= Lloyd (name) =

Given name or surname

Lloyd is a surname originating with the Welsh adjective llwyd, most often understood as meaning 'grey' but with other meanings as well. The name can be used both as a given name and as a surname. The name has many variations and a few derivations, mainly as a result of the difficulty in representing the initial double-L for non-Welsh speakers and the translation of the Welsh diphthong wy. Lloyd is the most common form of the name encountered in the modern era, with the Welsh spelling Llwyd increasingly common in recent times.

The vast majority of Wales continued to use the patronymic system well into the early modern period, and the families that used family surnames passed on from one generation to the next remained exceptional. However, the name Lloyd/Llwyd and certain other Welsh adjectives such as goch ('red', evolving into the Welsh surname Gough) became "fixed epithets" passed on through the generations and functioned as family surnames as early as the 14th century.

==Meanings==
The name Lloyd/Llwyd originates with the Welsh adjective llwyd, usually understood to mean 'grey' and which can be distinguished as a "fixed epithet" passed on from one generation to the next, as early as the 14th century. However, the word llwyd also has other meanings, especially if buttressed with other nouns or adjectives, such as penllwyd ('grey-headed') and llwydwyn ('grey-white'). In addition to "grey" as most commonly understood, llwyd also includes shades of brown, according to T.J. Morgan and Prys Morgan.

Lloyd as a boy's name is pronounced /lɔɪd/. It is of Welsh origin, and the meaning of Lloyd is 'grey', from Llwyd. The name may originally allude to experience and wisdom, and probably denoted a person entitled to respect.

... dŵr llwyd refers to the brown waters of a river in flood, papur llwyd refers to the old-fashioned wrapping paper or "brown paper". It is very likely that when used of younger men llwyd referred to the mouse-coloured hair. But llwyd could of course be used to also refer to the grey hair of old age, and was occasionally found in compounds with gwyn (white).

By the time that the adjective llwyd became a fixed epithet and then a family name, llwyd had more or less lost its original meaning of "grey". T. J. and Prys Morgan note:

... in general it is likely the adjective llwyd referred to some sort of brown hair when associated with a personal name. HBr 495 is wrong in stating "the third son was called David Llwyd, I presume, from his grey hair in early life". By the time the pedigree in question had evolved, the adjective had long ceased to have the literal meaning "grey".

As an adjective, llwyd also held the meaning or connotation of 'holy' during the medieval period, affecting characteristic adjective lenition.

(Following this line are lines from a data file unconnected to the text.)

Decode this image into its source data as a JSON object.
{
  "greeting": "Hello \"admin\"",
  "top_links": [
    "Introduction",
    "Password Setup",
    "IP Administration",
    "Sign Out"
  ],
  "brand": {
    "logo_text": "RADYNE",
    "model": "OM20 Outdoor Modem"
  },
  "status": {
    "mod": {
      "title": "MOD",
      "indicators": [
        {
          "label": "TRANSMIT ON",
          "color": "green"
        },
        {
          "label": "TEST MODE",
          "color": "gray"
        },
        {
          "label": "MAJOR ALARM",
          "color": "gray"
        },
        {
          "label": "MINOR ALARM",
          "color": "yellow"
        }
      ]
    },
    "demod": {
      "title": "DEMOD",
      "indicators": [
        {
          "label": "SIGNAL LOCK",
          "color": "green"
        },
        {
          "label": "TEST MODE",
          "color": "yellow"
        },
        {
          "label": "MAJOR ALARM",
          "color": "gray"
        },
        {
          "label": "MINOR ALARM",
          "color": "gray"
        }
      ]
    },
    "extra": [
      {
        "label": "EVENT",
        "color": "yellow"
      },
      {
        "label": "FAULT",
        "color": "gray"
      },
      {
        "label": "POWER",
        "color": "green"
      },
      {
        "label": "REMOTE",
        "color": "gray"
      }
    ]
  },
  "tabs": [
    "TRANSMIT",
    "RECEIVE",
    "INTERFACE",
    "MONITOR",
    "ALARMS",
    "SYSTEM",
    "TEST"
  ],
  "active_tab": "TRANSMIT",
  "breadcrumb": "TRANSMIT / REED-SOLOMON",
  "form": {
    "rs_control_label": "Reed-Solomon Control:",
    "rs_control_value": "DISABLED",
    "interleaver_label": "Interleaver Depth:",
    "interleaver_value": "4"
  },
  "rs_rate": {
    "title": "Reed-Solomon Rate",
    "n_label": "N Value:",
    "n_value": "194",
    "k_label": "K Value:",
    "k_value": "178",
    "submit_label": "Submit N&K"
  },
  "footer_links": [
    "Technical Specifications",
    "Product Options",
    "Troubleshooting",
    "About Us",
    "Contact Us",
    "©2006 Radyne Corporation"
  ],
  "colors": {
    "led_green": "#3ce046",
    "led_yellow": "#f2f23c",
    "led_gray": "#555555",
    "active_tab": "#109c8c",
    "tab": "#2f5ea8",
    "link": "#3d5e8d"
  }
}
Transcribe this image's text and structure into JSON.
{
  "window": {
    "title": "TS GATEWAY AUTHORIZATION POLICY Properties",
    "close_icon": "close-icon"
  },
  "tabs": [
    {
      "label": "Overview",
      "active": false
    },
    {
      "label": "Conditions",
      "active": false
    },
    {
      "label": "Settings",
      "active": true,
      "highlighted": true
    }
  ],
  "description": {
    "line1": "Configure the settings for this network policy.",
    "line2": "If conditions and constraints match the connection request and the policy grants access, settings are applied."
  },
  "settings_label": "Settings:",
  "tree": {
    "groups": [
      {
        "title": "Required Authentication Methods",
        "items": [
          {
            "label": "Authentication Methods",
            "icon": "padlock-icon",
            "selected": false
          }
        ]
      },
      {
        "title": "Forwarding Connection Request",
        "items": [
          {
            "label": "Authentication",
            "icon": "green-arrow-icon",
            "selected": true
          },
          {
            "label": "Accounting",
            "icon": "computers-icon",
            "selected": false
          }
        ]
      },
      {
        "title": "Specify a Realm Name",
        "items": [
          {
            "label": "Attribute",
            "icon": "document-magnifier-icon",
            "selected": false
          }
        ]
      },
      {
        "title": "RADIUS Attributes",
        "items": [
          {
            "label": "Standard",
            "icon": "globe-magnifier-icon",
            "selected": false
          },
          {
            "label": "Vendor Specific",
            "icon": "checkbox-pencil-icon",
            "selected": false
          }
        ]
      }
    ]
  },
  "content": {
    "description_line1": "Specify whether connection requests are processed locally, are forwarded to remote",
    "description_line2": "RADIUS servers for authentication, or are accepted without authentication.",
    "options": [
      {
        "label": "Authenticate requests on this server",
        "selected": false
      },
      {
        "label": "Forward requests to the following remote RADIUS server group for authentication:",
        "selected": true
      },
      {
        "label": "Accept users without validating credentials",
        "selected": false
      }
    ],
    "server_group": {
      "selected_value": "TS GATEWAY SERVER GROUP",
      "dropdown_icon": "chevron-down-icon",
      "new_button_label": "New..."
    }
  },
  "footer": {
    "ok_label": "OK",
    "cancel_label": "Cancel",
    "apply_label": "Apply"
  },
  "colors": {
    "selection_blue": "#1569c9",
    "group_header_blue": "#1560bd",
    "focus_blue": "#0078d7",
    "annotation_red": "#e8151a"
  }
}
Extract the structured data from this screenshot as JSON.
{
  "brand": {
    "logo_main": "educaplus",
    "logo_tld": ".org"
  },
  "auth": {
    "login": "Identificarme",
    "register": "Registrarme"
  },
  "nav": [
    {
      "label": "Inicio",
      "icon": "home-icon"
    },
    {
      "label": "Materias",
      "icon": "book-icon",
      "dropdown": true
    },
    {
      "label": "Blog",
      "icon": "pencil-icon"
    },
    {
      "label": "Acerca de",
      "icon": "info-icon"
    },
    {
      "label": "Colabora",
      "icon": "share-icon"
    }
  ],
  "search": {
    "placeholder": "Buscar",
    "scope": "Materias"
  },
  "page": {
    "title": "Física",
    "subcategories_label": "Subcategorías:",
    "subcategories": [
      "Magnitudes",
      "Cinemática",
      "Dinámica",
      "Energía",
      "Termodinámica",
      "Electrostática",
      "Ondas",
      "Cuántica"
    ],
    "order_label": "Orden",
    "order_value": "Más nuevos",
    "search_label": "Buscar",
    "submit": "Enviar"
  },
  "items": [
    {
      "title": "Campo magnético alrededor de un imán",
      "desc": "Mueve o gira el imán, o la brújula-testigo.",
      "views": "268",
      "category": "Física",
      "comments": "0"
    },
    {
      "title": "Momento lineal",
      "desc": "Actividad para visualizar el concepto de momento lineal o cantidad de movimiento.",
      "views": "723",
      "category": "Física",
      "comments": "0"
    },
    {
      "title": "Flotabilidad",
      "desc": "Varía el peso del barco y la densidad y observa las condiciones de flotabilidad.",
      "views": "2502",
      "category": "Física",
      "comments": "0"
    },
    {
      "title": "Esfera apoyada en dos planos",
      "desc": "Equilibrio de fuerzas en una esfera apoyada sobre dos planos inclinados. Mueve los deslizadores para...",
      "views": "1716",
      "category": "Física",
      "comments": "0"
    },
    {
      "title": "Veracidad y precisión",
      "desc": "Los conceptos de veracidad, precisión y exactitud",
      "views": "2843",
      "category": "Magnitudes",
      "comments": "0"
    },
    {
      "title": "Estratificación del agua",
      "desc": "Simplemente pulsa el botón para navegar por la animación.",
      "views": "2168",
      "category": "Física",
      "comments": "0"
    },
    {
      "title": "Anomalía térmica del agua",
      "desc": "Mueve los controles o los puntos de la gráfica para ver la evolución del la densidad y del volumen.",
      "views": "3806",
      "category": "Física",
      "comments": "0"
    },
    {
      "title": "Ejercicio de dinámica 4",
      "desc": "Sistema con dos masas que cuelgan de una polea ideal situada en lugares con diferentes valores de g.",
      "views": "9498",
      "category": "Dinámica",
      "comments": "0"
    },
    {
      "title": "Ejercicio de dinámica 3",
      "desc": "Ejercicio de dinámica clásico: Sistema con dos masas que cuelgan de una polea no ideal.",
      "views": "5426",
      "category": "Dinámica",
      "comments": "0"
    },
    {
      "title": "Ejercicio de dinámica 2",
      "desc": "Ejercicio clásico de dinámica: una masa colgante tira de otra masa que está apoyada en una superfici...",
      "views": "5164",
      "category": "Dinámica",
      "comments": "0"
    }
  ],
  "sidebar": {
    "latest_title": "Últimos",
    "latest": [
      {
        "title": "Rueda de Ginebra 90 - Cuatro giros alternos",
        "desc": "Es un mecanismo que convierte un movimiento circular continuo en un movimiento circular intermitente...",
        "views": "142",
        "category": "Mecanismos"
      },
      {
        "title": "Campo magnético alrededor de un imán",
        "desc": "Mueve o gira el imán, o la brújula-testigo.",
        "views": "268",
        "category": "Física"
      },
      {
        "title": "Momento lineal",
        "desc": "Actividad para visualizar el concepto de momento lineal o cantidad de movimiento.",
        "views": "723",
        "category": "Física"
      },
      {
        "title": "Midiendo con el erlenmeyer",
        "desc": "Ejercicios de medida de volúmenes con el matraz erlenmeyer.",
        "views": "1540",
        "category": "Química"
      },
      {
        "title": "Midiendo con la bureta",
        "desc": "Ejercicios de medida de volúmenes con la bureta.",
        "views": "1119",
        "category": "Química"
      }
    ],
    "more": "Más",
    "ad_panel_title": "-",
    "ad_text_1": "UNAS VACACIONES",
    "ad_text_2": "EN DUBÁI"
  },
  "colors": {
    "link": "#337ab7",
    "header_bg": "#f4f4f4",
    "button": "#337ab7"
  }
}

A medieval Welsh scribe or a scribe familiar with the Welsh language would understand that the usage of the mutated form of llwyd, and lwyd was employed to convey the sense of "holiness". Therefore, as a surname Llwyd/Lloyd "retains the radical consonant after the persona name, masc. and fem alike". The Anglo-Norman scribe would not be familiar enough with medieval Welsh orthography to know that ll was used for the voiceless alveolar lateral fricative and generally used l for the initial ll and its lenited version, single l except that occasionally attempts were made to show that the sound was l with a difference.

The use of 'L' and a knowledge that adjectives generally lenited when fixed after a persons name, have together misled textual editors into the belief that llwyd or loyd (of the English or Norman scribe) stands for the lenited form so that they have printed Lwyd in their modernized versions, ie. failing to realize that llwyd is one of the exceptions.

==Variations==
Variations most often encountered illustrate the degree to which Anglo-Norman and later English scribes sought to render the sounds unfamiliar to their own diction. The voiceless "unilateral hiss" was often rendered as thl or ffl, or left with a single l. Another challenge was with the Welsh diphthong wy ([ʊi] or [ʊɨ] approximately as in the word "gooey" pronounced as one syllable) which was rendered by the closest English approximation oy.

Most modern variations of Lloyd/Llwyd originate in the Tudor period, and are largely "corruptions" of llwyd. Variations include: Floyd, Flewett, Flewitt, Flood, Floed, Floyde, Flowitt, Flude, Fludd, Fludde, Flude, Fluett, Fluat, Flyd, Flyde, Lide, Lhuyd, Loud, Loulld, Luyd, Llowyde, Llowyd, Lloyed, Lloilld, Llwyed, Thoyd, Thloyd, and Thllewyd.

Lloyd has become the most common form of the name in all parts of Wales today, and with the double-L pronounced as a single-L (without the voiceless, "unilateral hiss"), and the use of a single-L in the spelling is rare. The "more correct" spelling (or the spelling more closely matching the Welsh llwyd) Llwyd had long ceased to be used as a version of the name until fairly recently, "as Lloyd has been deliberately changed to Llwyd in a number of cases in our own time".